We now come to the Ephesian text. The author – traditionally Paul – offers up a prayer for the Ephesians, recognizing that God recognizes and hears the prayers of every ethnic group on earth. This is a rather universalist start!
So, what is the focus of this prayer? Request is made that God will strengthen the inner self of the Ephesian community, “from the riches of his glory through the Spirit.” God shares the riches, the bounty, and the abundance of God’s glory with the people of God! He asks that Christ will live in their hearts through faith, and rooted in this love of God, asks that they’ll have the ability to “grasp love’s width and length, height and depth, together with all the believers.” What are the riches of God’s glory? It’s clear – it’s love in all its fullness. And the author asks further that they will know the “love of Christ that is beyond knowledge.” It’s not just a matter of the head; it’s a matter of the heart. This is a love that is deeply rooted, deeply felt, and expressed with a sense of wide generosity. It’s so great that they will be completely filled with the fullness of Christ.

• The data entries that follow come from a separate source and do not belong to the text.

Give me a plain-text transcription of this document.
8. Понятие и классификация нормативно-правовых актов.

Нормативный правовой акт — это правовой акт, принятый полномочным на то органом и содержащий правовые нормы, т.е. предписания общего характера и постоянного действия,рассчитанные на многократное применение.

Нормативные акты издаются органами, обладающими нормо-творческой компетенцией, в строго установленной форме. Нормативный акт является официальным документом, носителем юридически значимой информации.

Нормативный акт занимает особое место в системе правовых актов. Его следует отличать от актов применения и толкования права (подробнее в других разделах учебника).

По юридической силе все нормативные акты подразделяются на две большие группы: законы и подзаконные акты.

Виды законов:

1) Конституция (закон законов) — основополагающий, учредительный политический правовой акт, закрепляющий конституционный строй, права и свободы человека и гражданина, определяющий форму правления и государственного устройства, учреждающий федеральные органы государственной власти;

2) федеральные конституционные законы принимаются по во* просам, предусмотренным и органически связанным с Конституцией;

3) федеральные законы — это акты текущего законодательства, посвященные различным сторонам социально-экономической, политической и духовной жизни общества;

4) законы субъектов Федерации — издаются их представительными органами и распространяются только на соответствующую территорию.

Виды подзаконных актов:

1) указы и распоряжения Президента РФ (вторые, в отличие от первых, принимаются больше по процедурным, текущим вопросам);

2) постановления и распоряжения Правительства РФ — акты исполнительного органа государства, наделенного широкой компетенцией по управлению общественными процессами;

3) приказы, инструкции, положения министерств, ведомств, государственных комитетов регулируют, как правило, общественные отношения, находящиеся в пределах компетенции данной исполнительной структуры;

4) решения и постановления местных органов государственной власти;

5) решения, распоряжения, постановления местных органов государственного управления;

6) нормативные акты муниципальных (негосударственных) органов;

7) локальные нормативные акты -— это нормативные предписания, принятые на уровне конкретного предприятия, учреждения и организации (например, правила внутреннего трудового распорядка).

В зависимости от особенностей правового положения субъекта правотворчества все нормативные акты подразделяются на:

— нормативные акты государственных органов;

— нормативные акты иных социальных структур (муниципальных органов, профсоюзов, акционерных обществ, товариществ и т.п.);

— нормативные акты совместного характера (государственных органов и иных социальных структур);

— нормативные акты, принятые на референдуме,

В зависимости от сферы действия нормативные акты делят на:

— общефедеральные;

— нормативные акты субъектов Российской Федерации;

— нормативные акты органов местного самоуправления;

Then the prayer continues and it’s a clause that we need to attend to as we ponder the question of scarcity and abundance. We need to ask the question – do we really believe that God is good and gracious? Do you believe that God is “able to do far beyond all we ask or imagine by his power and work within us”? Do you believe this? Do I believe? Is my God too small? If I believe it what does it require of me? While God doesn’t necessarily help those who help themselves, is it possible that God does help those who help others? Is it possible that when we open our hearts and our lives to others, and let loose of that stuff that gets control of our lives that we can truly experience the presence of God? Glory to God – in the church and in Christ for all generations!
What is the nature of God’s abundance? How do we share in it? And Elisha and Jesus ask us to share the bread with the neighbor.